Jusqu'à présent, pour simuler une logique conditionnelle en CSS pur (sans JS), nous devions utiliser des hacks ingénieux mais peu lisibles, comme le "Space Toggle Hack" basé sur des variables CSS vides ou non vides, ou des calculs mathématiques complexes avec calc() et clamp().

La fonction if() vient abstraire cette complexité avec une syntaxe qui ressemble enfin à de la programmation moderne.

Elle s'intègre dans la spécification CSS Values and Units Module Level 5. Son but est simple : permettre de choisir une valeur de propriété en fonction d'une condition.

La syntaxe : Simple et Efficace

La signature de la fonction est celle d'un ternaire classique :

$$if( <condition>, <valeur-si-vrai>, <valeur-si-faux> )$$

Voici un exemple concret. Imaginons un composant de carte qui doit changer de padding et de couleur de fond selon une variable de configuration --variant, sans avoir à ajouter une classe .card--compact dans le HTML.

Avant (L'approche Sass ou BEM chargée) : Nous aurions dû gérer cela via une classe additionnelle ou des mixins complexes.
Avec CSS if() :

.card {
  /* Définition de la variable locale ou héritée */
  --variant: "compact";

  /* Logique conditionnelle inline */
  padding: if(style(--variant: "compact"), 1rem, 2rem);
  background-color: if(style(--variant: "highlight"), var(--color-primary), var(--color-surface));
  
  border-radius: 8px;
}

Notez l'utilisation de style(). La condition évalue si la propriété personnalisée --variant correspond à une valeur spécifique. Si oui, la première valeur est appliquée. Sinon, la seconde.

Le cas d'usage avancé : Style Queries

La véritable puissance de if() se révèle lorsqu'elle est couplée aux Style Queries (@container style(...)). Cela permet aux composants enfants de réagir dynamiquement aux valeurs des propriétés personnalisées de leurs parents, sans sélecteurs descendants fragiles.

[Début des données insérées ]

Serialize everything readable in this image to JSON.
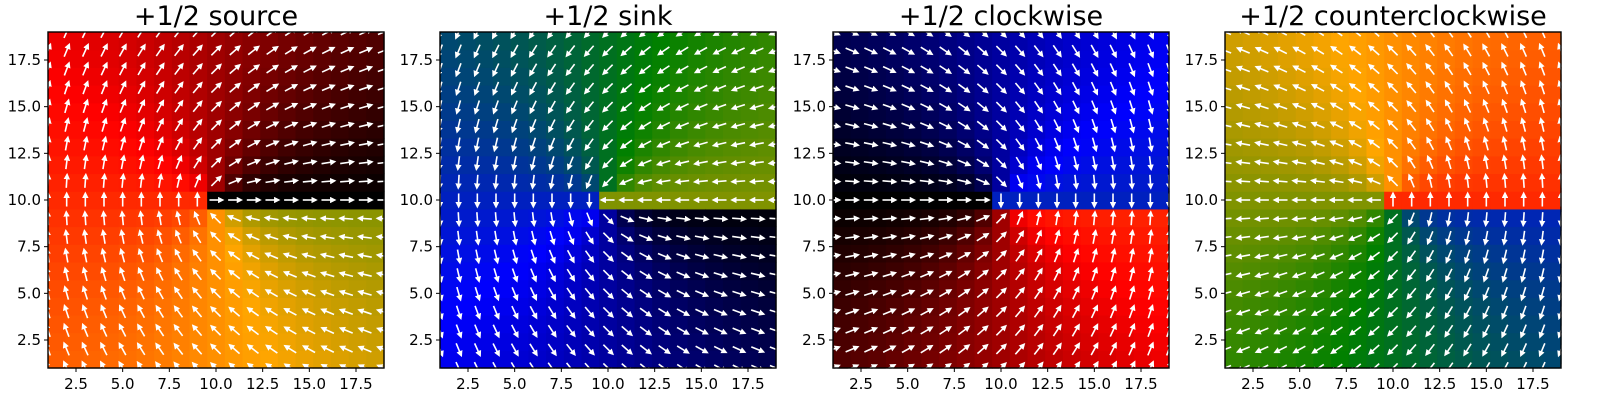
{
  "chart_data": [
    {
      "type": "heatmap",
      "title": "+1/2 source",
      "defect": "source",
      "xlim": [
        1,
        19
      ],
      "ylim": [
        1,
        19
      ],
      "xticks": [
        2.5,
        5.0,
        7.5,
        10.0,
        12.5,
        15.0,
        17.5
      ],
      "yticks": [
        2.5,
        5.0,
        7.5,
        10.0,
        12.5,
        15.0,
        17.5
      ],
      "xtick_labels": [
        "2.5",
        "5.0",
        "7.5",
        "10.0",
        "12.5",
        "15.0",
        "17.5"
      ],
      "ytick_labels": [
        "2.5",
        "5.0",
        "7.5",
        "10.0",
        "12.5",
        "15.0",
        "17.5"
      ],
      "defect_center": [
        10,
        10
      ],
      "grid_size": 19,
      "field": "director angle = φ/2, white arrows",
      "colormap": [
        "#000000",
        "#ff0000",
        "#ffa500",
        "#008000",
        "#0000ff",
        "#000000"
      ]
    },
    {
      "type": "heatmap",
      "title": "+1/2 sink",
      "defect": "sink",
      "xlim": [
        1,
        19
      ],
      "ylim": [
        1,
        19
      ],
      "xticks": [
        2.5,
        5.0,
        7.5,
        10.0,
        12.5,
        15.0,
        17.5
      ],
      "yticks": [
        2.5,
        5.0,
        7.5,
        10.0,
        12.5,
        15.0,
        17.5
      ],
      "xtick_labels": [
        "2.5",
        "5.0",
        "7.5",
        "10.0",
        "12.5",
        "15.0",
        "17.5"
      ],
      "ytick_labels": [
        "2.5",
        "5.0",
        "7.5",
        "10.0",
        "12.5",
        "15.0",
        "17.5"
      ],
      "defect_center": [
        10,
        10
      ],
      "grid_size": 19,
      "field": "director angle = φ/2 + π, white arrows",
      "colormap": [
        "#000000",
        "#ff0000",
        "#ffa500",
        "#008000",
        "#0000ff",
        "#000000"
      ]
    },
    {
      "type": "heatmap",
      "title": "+1/2 clockwise",
      "defect": "clockwise",
      "xlim": [
        1,
        19
      ],
      "ylim": [
        1,
        19
      ],
      "xticks": [
        2.5,
        5.0,
        7.5,
        10.0,
        12.5,
        15.0,
        17.5
      ],
      "yticks": [
        2.5,
        5.0,
        7.5,
        10.0,
        12.5,
        15.0,
        17.5
      ],
      "xtick_labels": [
        "2.5",
        "5.0",
        "7.5",
        "10.0",
        "12.5",
        "15.0",
        "17.5"
      ],
      "ytick_labels": [
        "2.5",
        "5.0",
        "7.5",
        "10.0",
        "12.5",
        "15.0",
        "17.5"
      ],
      "defect_center": [
        10,
        10
      ],
      "grid_size": 19,
      "field": "director angle = φ/2 - π/2, white arrows",
      "colormap": [
        "#000000",
        "#ff0000",
        "#ffa500",
        "#008000",
        "#0000ff",
        "#000000"
      ]
    },
    {
      "type": "heatmap",
      "title": "+1/2 counterclockwise",
      "defect": "counterclockwise",
      "xlim": [
        1,
        19
      ],
      "ylim": [
        1,
        19
      ],
      "xticks": [
        2.5,
        5.0,
        7.5,
        10.0,
        12.5,
        15.0,
        17.5
      ],
      "yticks": [
        2.5,
        5.0,
        7.5,
        10.0,
        12.5,
        15.0,
        17.5
      ],
      "xtick_labels": [
        "2.5",
        "5.0",
        "7.5",
        "10.0",
        "12.5",
        "15.0",
        "17.5"
      ],
      "ytick_labels": [
        "2.5",
        "5.0",
        "7.5",
        "10.0",
        "12.5",
        "15.0",
        "17.5"
      ],
      "defect_center": [
        10,
        10
      ],
      "grid_size": 19,
      "field": "director angle = φ/2 + π/2, white arrows",
      "colormap": [
        "#000000",
        "#ff0000",
        "#ffa500",
        "#008000",
        "#0000ff",
        "#000000"
      ]
    }
  ]
}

Imaginons un bouton qui doit s'adapter si son conteneur parent est en mode "dark" ou "light" défini via une variable CSS, et non une classe globale sur le body.

.button {
  /* Si le conteneur parent a --theme défini sur dark */
  color: if(style(--theme: dark), #ffffff, #000000);
  background: if(style(--theme: dark), #333333, #eeeeee);

  /* On peut même imbriquer les conditions pour des logiques 'else-if' */
  border: 1px solid if(
    style(--importance: high), 
    red, 
    if(style(--importance: medium), orange, gray)
  );
}

Ceci permet une encapsulation totale du style. Le composant n'a plus besoin de connaître le contexte global, il réagit simplement aux variables exposées dans son scope.

Différence fondamentale avec Sass

Il est crucial de comprendre la distinction technique pour ne pas confondre les usages :

  • Sass @if : Évalué à la compilation. Le CSS généré est statique. Impossible de changer la valeur sans recompiler ou changer de classe via JS.

  • CSS if() : Évalué par le moteur de rendu du navigateur. Si vous changez la valeur de --variant en JavaScript ou via les DevTools, le style se met à jour instantanément. C'est réactif.

État du support et mise en garde

Comme le souligne Biedermann, nous sommes ici sur du "bleeding edge". Au moment où j'écris ces lignes, cette fonctionnalité est expérimentale (disponible derrière des flags dans Chrome Canary).

Cependant, en tant que développeurs, nous devons anticiper cette syntaxe. Elle va drastiquement réduire notre dépendance aux classes utilitaires pour la gestion d'état visuel et rendre nos systèmes de design beaucoup plus flexibles.

Mon conseil : Commencez à expérimenter avec cette syntaxe sur des projets personnels via Chrome Canary pour comprendre comment la logique conditionnelle inline peut simplifier votre CSS, mais ne l'intégrez pas encore dans vos environnements de production sans polyfill ou fallback solide.